Le russe de Ninilchik doit son nom à un village du même nom, situé à environ 300 km au sud d'Anchorage, sur une petite péninsule proche de la capitale de l'État. Avec la ville de Kodiak, c'est l'une des seules communautés russophones de cette ancienne province de l'Empire russe ayant subsisté.

La ville de Sitka

Au lieu d'être dirigée par le gouvernement impérial, la colonie d’Alaska était administrée par une entité connue sous le nom de Compagnie russo-américaine, tout comme les Indes britanniques était dirigée par la Compagnie des Indes orientales. Des marchands comme Baranov, et non des gouverneurs, travaillaient comme administrateurs autorisés par l'État.

Les trois principales familles du village - les Kvasnikov, les Rastorgouïev et les Oskolov - ont formé une sorte de dynastie qui survit jusqu'à ce jour, et qui a conservé la langue russe avec elle. Mais la version du russe qu’ils continuent d’utiliser est distincte du dialecte russe standard utilisé en Eurasie et au sein de la diaspora russe, et a souvent été considérée comme une version « inférieure » de la langue. Elle est étudiée aujourd'hui dans l'espoir de ralentir sa disparition totale.

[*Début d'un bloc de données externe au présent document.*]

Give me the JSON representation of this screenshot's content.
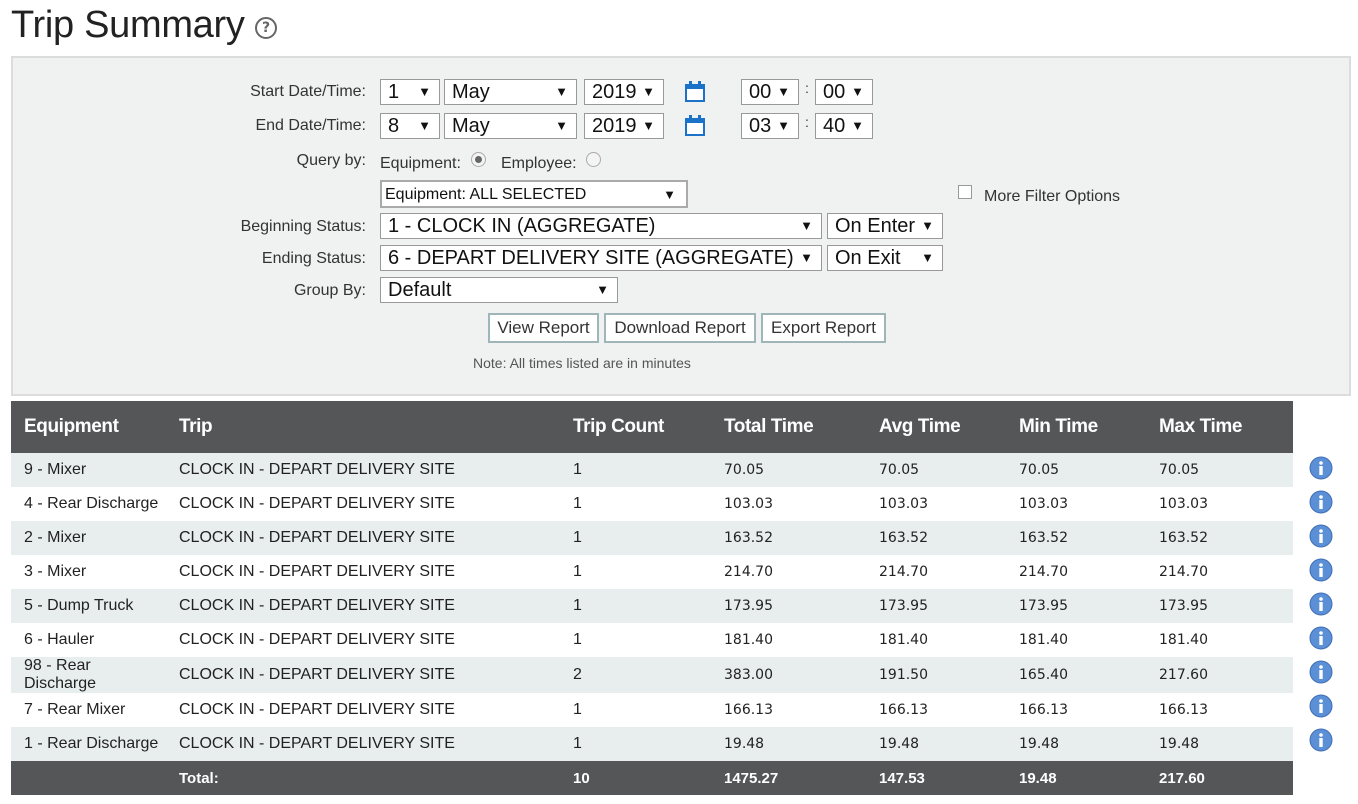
{
  "page": {
    "title": "Trip Summary"
  },
  "filters": {
    "start_label": "Start Date/Time:",
    "start": {
      "day": "1",
      "month": "May",
      "year": "2019",
      "hour": "00",
      "minute": "00"
    },
    "end_label": "End Date/Time:",
    "end": {
      "day": "8",
      "month": "May",
      "year": "2019",
      "hour": "03",
      "minute": "40"
    },
    "time_separator": ":",
    "query_by_label": "Query by:",
    "equipment_label": "Equipment:",
    "employee_label": "Employee:",
    "query_by_selected": "Equipment",
    "equipment_select": "Equipment: ALL SELECTED",
    "more_filter_label": "More Filter Options",
    "beginning_status_label": "Beginning Status:",
    "beginning_status": "1 - CLOCK IN (AGGREGATE)",
    "beginning_trigger": "On Enter",
    "ending_status_label": "Ending Status:",
    "ending_status": "6 - DEPART DELIVERY SITE (AGGREGATE)",
    "ending_trigger": "On Exit",
    "group_by_label": "Group By:",
    "group_by": "Default",
    "view_report": "View Report",
    "download_report": "Download Report",
    "export_report": "Export Report",
    "note": "Note: All times listed are in minutes",
    "dropdown_arrow": "▼"
  },
  "table": {
    "headers": [
      "Equipment",
      "Trip",
      "Trip Count",
      "Total Time",
      "Avg Time",
      "Min Time",
      "Max Time"
    ],
    "rows": [
      [
        "9 - Mixer",
        "CLOCK IN - DEPART DELIVERY SITE",
        "1",
        "70.05",
        "70.05",
        "70.05",
        "70.05"
      ],
      [
        "4 - Rear Discharge",
        "CLOCK IN - DEPART DELIVERY SITE",
        "1",
        "103.03",
        "103.03",
        "103.03",
        "103.03"
      ],
      [
        "2 - Mixer",
        "CLOCK IN - DEPART DELIVERY SITE",
        "1",
        "163.52",
        "163.52",
        "163.52",
        "163.52"
      ],
      [
        "3 - Mixer",
        "CLOCK IN - DEPART DELIVERY SITE",
        "1",
        "214.70",
        "214.70",
        "214.70",
        "214.70"
      ],
      [
        "5 - Dump Truck",
        "CLOCK IN - DEPART DELIVERY SITE",
        "1",
        "173.95",
        "173.95",
        "173.95",
        "173.95"
      ],
      [
        "6 - Hauler",
        "CLOCK IN - DEPART DELIVERY SITE",
        "1",
        "181.40",
        "181.40",
        "181.40",
        "181.40"
      ],
      [
        "98 - Rear Discharge",
        "CLOCK IN - DEPART DELIVERY SITE",
        "2",
        "383.00",
        "191.50",
        "165.40",
        "217.60"
      ],
      [
        "7 - Rear Mixer",
        "CLOCK IN - DEPART DELIVERY SITE",
        "1",
        "166.13",
        "166.13",
        "166.13",
        "166.13"
      ],
      [
        "1 - Rear Discharge",
        "CLOCK IN - DEPART DELIVERY SITE",
        "1",
        "19.48",
        "19.48",
        "19.48",
        "19.48"
      ]
    ],
    "total": {
      "label": "Total:",
      "trip_count": "10",
      "total_time": "1475.27",
      "avg_time": "147.53",
      "min_time": "19.48",
      "max_time": "217.60"
    }
  },
  "icons": {
    "help": "help-circle-icon",
    "calendar": "calendar-icon",
    "info": "info-icon"
  },
  "colors": {
    "header_bg": "#555658",
    "stripe": "#e8eeee",
    "accent_blue": "#1a73c8",
    "info_blue": "#5b8fd6"
  }
}
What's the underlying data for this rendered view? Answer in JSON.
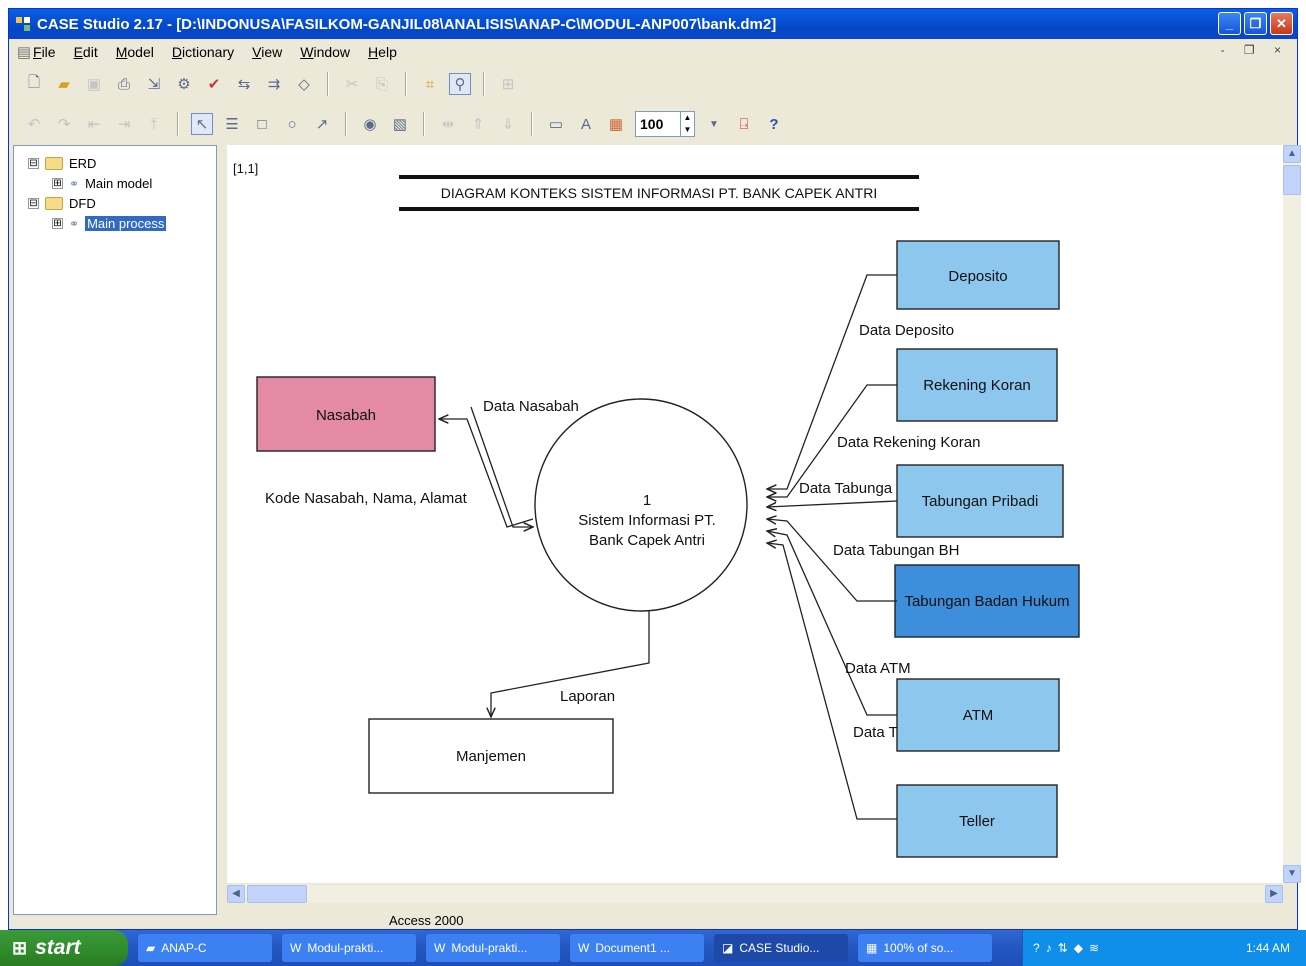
{
  "window": {
    "title": "CASE Studio 2.17 - [D:\\INDONUSA\\FASILKOM-GANJIL08\\ANALISIS\\ANAP-C\\MODUL-ANP007\\bank.dm2]",
    "minimize": "_",
    "restore": "❐",
    "close": "✕"
  },
  "menu": [
    "File",
    "Edit",
    "Model",
    "Dictionary",
    "View",
    "Window",
    "Help"
  ],
  "mdi_controls": "- ❐ ×",
  "toolbar": {
    "zoom_value": "100"
  },
  "tree": {
    "nodes": [
      {
        "label": "ERD",
        "expander": "⊟"
      },
      {
        "label": "Main model",
        "expander": "⊞"
      },
      {
        "label": "DFD",
        "expander": "⊟"
      },
      {
        "label": "Main process",
        "expander": "⊞"
      }
    ]
  },
  "diagram": {
    "page_ref": "[1,1]",
    "title": "DIAGRAM KONTEKS SISTEM INFORMASI PT. BANK CAPEK ANTRI",
    "process": {
      "number": "1",
      "line1": "Sistem Informasi  PT.",
      "line2": "Bank Capek Antri"
    },
    "entities": {
      "nasabah": "Nasabah",
      "manajemen": "Manjemen",
      "deposito": "Deposito",
      "rekening_koran": "Rekening Koran",
      "tabungan_pribadi": "Tabungan Pribadi",
      "tabungan_badan_hukum": "Tabungan Badan Hukum",
      "atm": "ATM",
      "teller": "Teller"
    },
    "flows": {
      "data_nasabah": "Data Nasabah",
      "kode_nasabah": "Kode Nasabah, Nama, Alamat",
      "laporan": "Laporan",
      "data_deposito": "Data Deposito",
      "data_rekening_koran": "Data Rekening Koran",
      "data_tabungan": "Data Tabunga",
      "data_tabungan_bh": "Data Tabungan BH",
      "data_atm": "Data ATM",
      "data_teller": "Data T"
    },
    "colors": {
      "nasabah_fill": "#e58aa6",
      "light_blue": "#8ec7ee",
      "dark_blue": "#3d8fdb"
    }
  },
  "statusbar": {
    "text": "Access 2000"
  },
  "taskbar": {
    "start": "start",
    "tasks": [
      "ANAP-C",
      "Modul-prakti...",
      "Modul-prakti...",
      "Document1 ...",
      "CASE Studio...",
      "100% of so..."
    ],
    "clock": "1:44 AM"
  }
}
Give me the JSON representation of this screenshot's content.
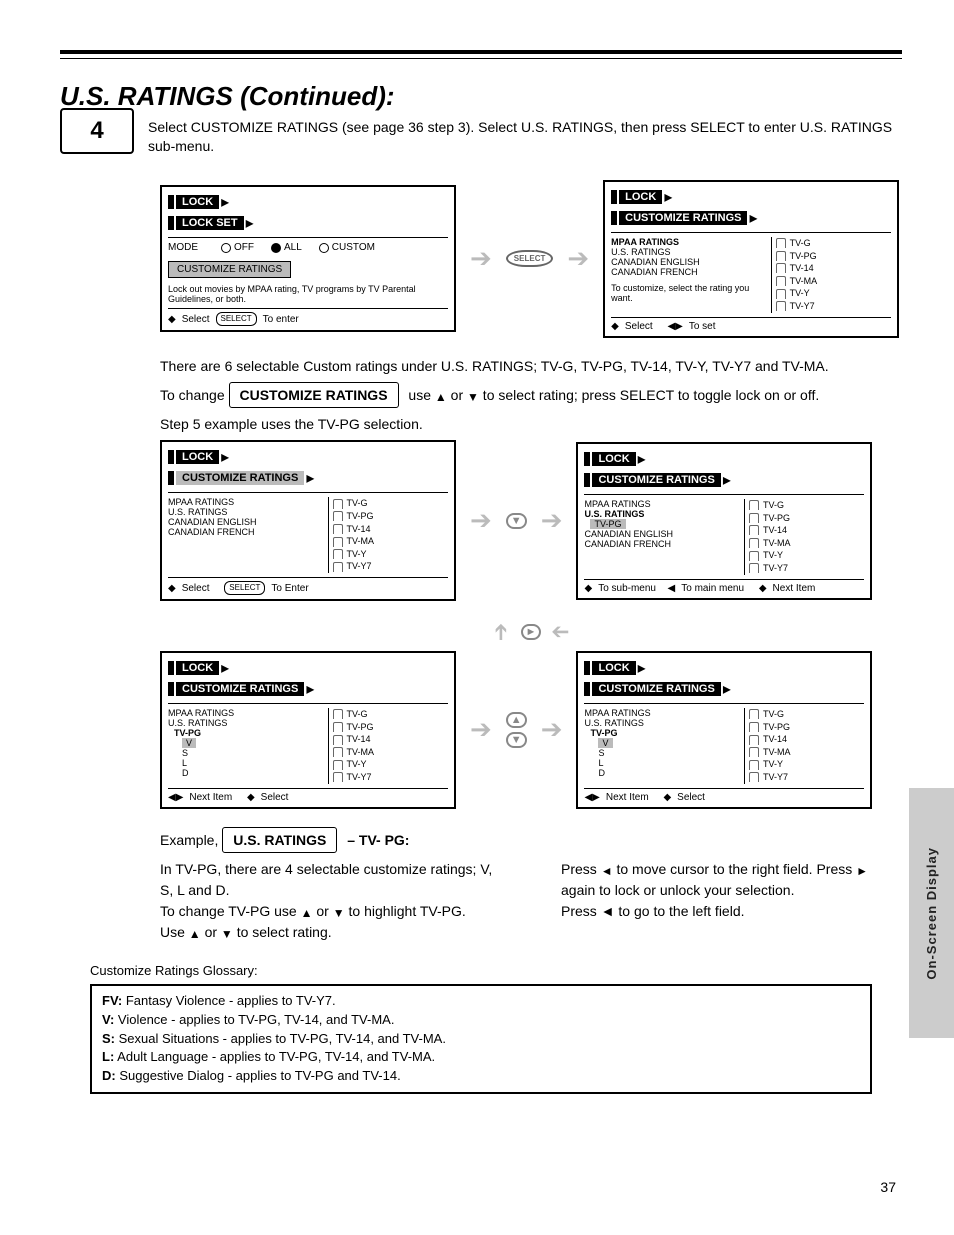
{
  "header": "U.S. RATINGS (Continued):",
  "sidebar_label": "On-Screen Display",
  "step": {
    "num": "4",
    "text": "Select CUSTOMIZE RATINGS (see page 36 step 3). Select U.S. RATINGS, then press SELECT to enter U.S. RATINGS sub-menu."
  },
  "p1": "There are 6 selectable Custom ratings under U.S. RATINGS; TV-G, TV-PG, TV-14, TV-Y, TV-Y7 and TV-MA.",
  "change_prefix": "To change",
  "change_boxlabel": "CUSTOMIZE RATINGS",
  "change_suffix_a": " use ",
  "change_suffix_b": " or ",
  "change_suffix_c": " to select rating; press SELECT to toggle lock on or off.",
  "p2": "Step 5 example uses the TV-PG selection.",
  "ex_title_prefix": "Example, ",
  "ex_title_box": "U.S. RATINGS",
  "ex_title_suffix": " – TV- PG:",
  "ex_p1": "In TV-PG, there are 4 selectable customize ratings; V, S, L and D.",
  "ex_change_prefix": "To change TV-PG use ",
  "ex_change_mid": " or ",
  "ex_change_end": " to highlight TV-PG.",
  "ex_p2_a": "Use ",
  "ex_p2_b": " or ",
  "ex_p2_c": " to select rating.",
  "ex_p3_a": " to move cursor to the right field. Press ",
  "ex_p3_b": " again to lock or unlock your selection.",
  "ex_p3_pre": "Press ",
  "ex_p4": "Press ◄ to go to the left field.",
  "gloss_line": "Customize Ratings Glossary:",
  "gloss": {
    "fv": {
      "term": "FV:",
      "desc": " Fantasy Violence - applies to TV-Y7."
    },
    "v": {
      "term": "V:",
      "desc": " Violence - applies to TV-PG, TV-14, and TV-MA."
    },
    "s": {
      "term": "S:",
      "desc": " Sexual Situations - applies to TV-PG, TV-14, and TV-MA."
    },
    "l": {
      "term": "L:",
      "desc": " Adult Language - applies to TV-PG, TV-14, and TV-MA."
    },
    "d": {
      "term": "D:",
      "desc": " Suggestive Dialog - applies to TV-PG and TV-14."
    }
  },
  "pagenum": "37",
  "panelA": {
    "title": "LOCK SET",
    "crumb1": "LOCK",
    "crumb2": "LOCK SET",
    "opts_label": "MODE",
    "opts": [
      "OFF",
      "ALL",
      "CUSTOM"
    ],
    "btn": "CUSTOMIZE RATINGS",
    "block_hint": "Lock out movies by MPAA rating, TV programs by TV Parental Guidelines, or both.",
    "nav_sel": "Select",
    "nav_action": "To enter",
    "nav_btn": "SELECT"
  },
  "panelB": {
    "title": "CUSTOMIZE RATINGS",
    "crumb1": "LOCK",
    "crumb2": "CUSTOMIZE RATINGS",
    "rows": [
      "MPAA RATINGS",
      "U.S. RATINGS",
      "CANADIAN ENGLISH",
      "CANADIAN FRENCH"
    ],
    "hint": "To customize, select the rating you want.",
    "locks": [
      "TV-G",
      "TV-PG",
      "TV-14",
      "TV-MA",
      "TV-Y",
      "TV-Y7"
    ],
    "nav_sel": "Select",
    "nav_action": "To set"
  },
  "panelC": {
    "title": "CUSTOMIZE RATINGS",
    "crumb1": "LOCK",
    "crumb2hl": "CUSTOMIZE RATINGS",
    "rows": [
      "MPAA RATINGS",
      "U.S. RATINGS",
      "CANADIAN ENGLISH",
      "CANADIAN FRENCH"
    ],
    "locks": [
      "TV-G",
      "TV-PG",
      "TV-14",
      "TV-MA",
      "TV-Y",
      "TV-Y7"
    ],
    "nav_sel": "Select",
    "nav_action": "To Enter",
    "nav_btn": "SELECT"
  },
  "panelD": {
    "title": "CUSTOMIZE RATINGS",
    "crumb1": "LOCK",
    "crumb2": "CUSTOMIZE RATINGS",
    "rows": [
      "MPAA RATINGS",
      "U.S. RATINGS",
      "CANADIAN ENGLISH",
      "CANADIAN FRENCH"
    ],
    "sub": "TV-PG",
    "locks": [
      "TV-G",
      "TV-PG",
      "TV-14",
      "TV-MA",
      "TV-Y",
      "TV-Y7"
    ],
    "nav_a": "To sub-menu",
    "nav_b": "To main menu",
    "nav_c": "Next Item"
  },
  "panelE": {
    "title": "CUSTOMIZE RATINGS",
    "crumb1": "LOCK",
    "crumb2": "CUSTOMIZE RATINGS",
    "rows": [
      "MPAA RATINGS",
      "U.S. RATINGS",
      "CANADIAN ENGLISH",
      "CANADIAN FRENCH"
    ],
    "sub": "TV-PG",
    "subitems": [
      "V",
      "S",
      "L",
      "D"
    ],
    "locks": [
      "TV-G",
      "TV-PG",
      "TV-14",
      "TV-MA",
      "TV-Y",
      "TV-Y7"
    ],
    "nav_a": "Next Item",
    "nav_b": "Select"
  },
  "panelF": {
    "title": "CUSTOMIZE RATINGS",
    "crumb1": "LOCK",
    "crumb2": "CUSTOMIZE RATINGS",
    "rows": [
      "MPAA RATINGS",
      "U.S. RATINGS",
      "CANADIAN ENGLISH",
      "CANADIAN FRENCH"
    ],
    "sub": "TV-PG",
    "subitems": [
      "V",
      "S",
      "L",
      "D"
    ],
    "locks": [
      "TV-G",
      "TV-PG",
      "TV-14",
      "TV-MA",
      "TV-Y",
      "TV-Y7"
    ],
    "nav_a": "Next Item",
    "nav_b": "Select"
  },
  "select_label": "SELECT",
  "glyph": {
    "up": "▲",
    "down": "▼",
    "left": "◄",
    "right": "►"
  }
}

« Le russe de Ninilchik est associé dans l'esprit de ses locuteurs à la culture paysanne et à un mode de vie de subsistance », explique le linguiste Conor Daly, qui a mené des recherches sur ce dialecte. Cette « paysannerie » implique souvent une simplification de la langue - elle a perdu de nombreuses structures complexes du russe standard, y compris des caractéristiques grammaticales telles que le genre.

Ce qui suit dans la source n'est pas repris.